The fears surrounding bottled water are concentrated on the chemicals which go into plastic production. In particular, substances such as bisphenol A, antimony and phthalates have been identified as endocrine disruptors and potential carcinogens. This means that studies have found they have contributed to decreased fertility, neonatal difficulties and neurodevelopmental problems in animals and humans, as well as potentially causing cancer.
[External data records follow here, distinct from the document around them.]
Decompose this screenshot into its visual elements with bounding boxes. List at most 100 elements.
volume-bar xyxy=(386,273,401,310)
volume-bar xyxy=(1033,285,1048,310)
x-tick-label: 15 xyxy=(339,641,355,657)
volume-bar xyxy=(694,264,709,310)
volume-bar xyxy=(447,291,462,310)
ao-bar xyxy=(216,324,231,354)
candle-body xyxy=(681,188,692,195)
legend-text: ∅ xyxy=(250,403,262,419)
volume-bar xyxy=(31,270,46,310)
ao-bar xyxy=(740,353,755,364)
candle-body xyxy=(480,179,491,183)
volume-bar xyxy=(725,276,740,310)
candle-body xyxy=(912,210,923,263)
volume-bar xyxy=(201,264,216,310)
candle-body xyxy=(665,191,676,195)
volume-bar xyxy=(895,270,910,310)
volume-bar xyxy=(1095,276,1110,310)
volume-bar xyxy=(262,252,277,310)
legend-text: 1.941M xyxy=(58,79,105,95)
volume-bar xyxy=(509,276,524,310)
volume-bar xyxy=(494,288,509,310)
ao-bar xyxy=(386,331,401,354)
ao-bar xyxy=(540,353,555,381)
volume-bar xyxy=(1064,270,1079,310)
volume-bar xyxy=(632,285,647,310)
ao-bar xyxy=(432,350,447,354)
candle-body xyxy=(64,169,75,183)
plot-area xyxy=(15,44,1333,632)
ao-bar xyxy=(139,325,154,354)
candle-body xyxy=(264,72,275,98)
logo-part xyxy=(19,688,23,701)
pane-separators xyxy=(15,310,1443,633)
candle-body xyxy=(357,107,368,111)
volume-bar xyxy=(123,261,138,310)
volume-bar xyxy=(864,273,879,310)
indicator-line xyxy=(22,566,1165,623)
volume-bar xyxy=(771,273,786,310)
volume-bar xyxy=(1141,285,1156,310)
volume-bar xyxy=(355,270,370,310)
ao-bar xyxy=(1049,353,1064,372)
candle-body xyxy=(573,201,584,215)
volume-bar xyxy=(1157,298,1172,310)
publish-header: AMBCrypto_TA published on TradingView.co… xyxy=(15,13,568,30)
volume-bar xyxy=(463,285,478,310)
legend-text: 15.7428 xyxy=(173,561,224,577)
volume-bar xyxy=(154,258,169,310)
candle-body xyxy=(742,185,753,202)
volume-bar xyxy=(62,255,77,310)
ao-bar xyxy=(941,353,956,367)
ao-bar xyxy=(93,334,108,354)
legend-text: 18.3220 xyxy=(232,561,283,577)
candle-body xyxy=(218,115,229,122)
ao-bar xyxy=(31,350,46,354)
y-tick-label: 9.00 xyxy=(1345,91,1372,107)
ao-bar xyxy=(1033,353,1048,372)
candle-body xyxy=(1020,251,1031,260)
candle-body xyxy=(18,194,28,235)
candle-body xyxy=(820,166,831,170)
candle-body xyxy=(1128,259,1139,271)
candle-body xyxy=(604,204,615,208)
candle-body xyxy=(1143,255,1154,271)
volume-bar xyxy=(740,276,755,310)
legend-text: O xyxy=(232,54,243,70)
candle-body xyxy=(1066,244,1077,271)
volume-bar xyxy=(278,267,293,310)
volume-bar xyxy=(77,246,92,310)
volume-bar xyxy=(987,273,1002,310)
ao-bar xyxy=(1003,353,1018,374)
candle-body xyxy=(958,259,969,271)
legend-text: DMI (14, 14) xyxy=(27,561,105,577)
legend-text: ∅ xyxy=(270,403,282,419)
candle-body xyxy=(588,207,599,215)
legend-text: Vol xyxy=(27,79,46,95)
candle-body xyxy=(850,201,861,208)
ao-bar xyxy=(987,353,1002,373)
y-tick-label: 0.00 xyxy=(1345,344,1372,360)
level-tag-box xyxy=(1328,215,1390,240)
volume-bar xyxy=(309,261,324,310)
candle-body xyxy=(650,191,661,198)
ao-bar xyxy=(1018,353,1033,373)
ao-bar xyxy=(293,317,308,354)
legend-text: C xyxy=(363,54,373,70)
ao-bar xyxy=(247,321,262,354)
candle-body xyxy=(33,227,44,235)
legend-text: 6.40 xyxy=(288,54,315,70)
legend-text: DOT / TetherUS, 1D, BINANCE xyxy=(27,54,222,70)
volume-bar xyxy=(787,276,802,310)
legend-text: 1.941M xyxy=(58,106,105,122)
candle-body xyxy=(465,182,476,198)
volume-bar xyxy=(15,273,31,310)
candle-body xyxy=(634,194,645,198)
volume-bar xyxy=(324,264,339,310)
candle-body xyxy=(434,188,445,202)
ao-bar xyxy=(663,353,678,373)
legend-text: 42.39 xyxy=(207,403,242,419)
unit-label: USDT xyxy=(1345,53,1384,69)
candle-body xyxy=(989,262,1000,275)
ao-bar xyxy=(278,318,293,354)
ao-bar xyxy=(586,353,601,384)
What’s more, these are just two of the chemicals about which we have scientific information. Since there are literally thousands of compounds which go into the production of plastic – and little if nothing is known about the long-term health effects of other half of those – the impact of emerging contaminants to both human health and the environment is a serious issue.

Types of plastic

Therefore, it’s possible that plastic is not the safest medium in which to store our food, though further research is required to fully understand the risks. What we do know is that certain types of plastic pose greater dangers than others. That’s because some plastics contain higher levels of the aforementioned contaminants than others.

To check whether or not your plastic falls into a higher risk category, simply check the base of the container. It should depict a number surrounding by the universal recycling triangle, which indicates the materials from which it is made. If your packaging features a #2, a #4 or a #5, it should be safe to store food. If it displays any other number, you may want to discard it.

Staying safe

One rule of thumb which should apply to all plastic packaging, regardless of which type it constitutes, is exposure to heat. When the ambient temperature around plastic rises, the material becomes unstable and the chemicals contained within (and the plastic itself) are more readily able to leach into the food. As a result, you should avoid microwaving your plastic containers or cleaning them in a dishwasher.

Instead, decant your food onto a plate before heating it up and wash all packaging by hand. You should also try to avoid placing oily foods in plastic containers, because the chemicals contained within them are fat soluble and can more easily transfer to the food. Finally, the most sure-fire way to avoid contamination of your food is to opt for paper, glass or metal packaging instead.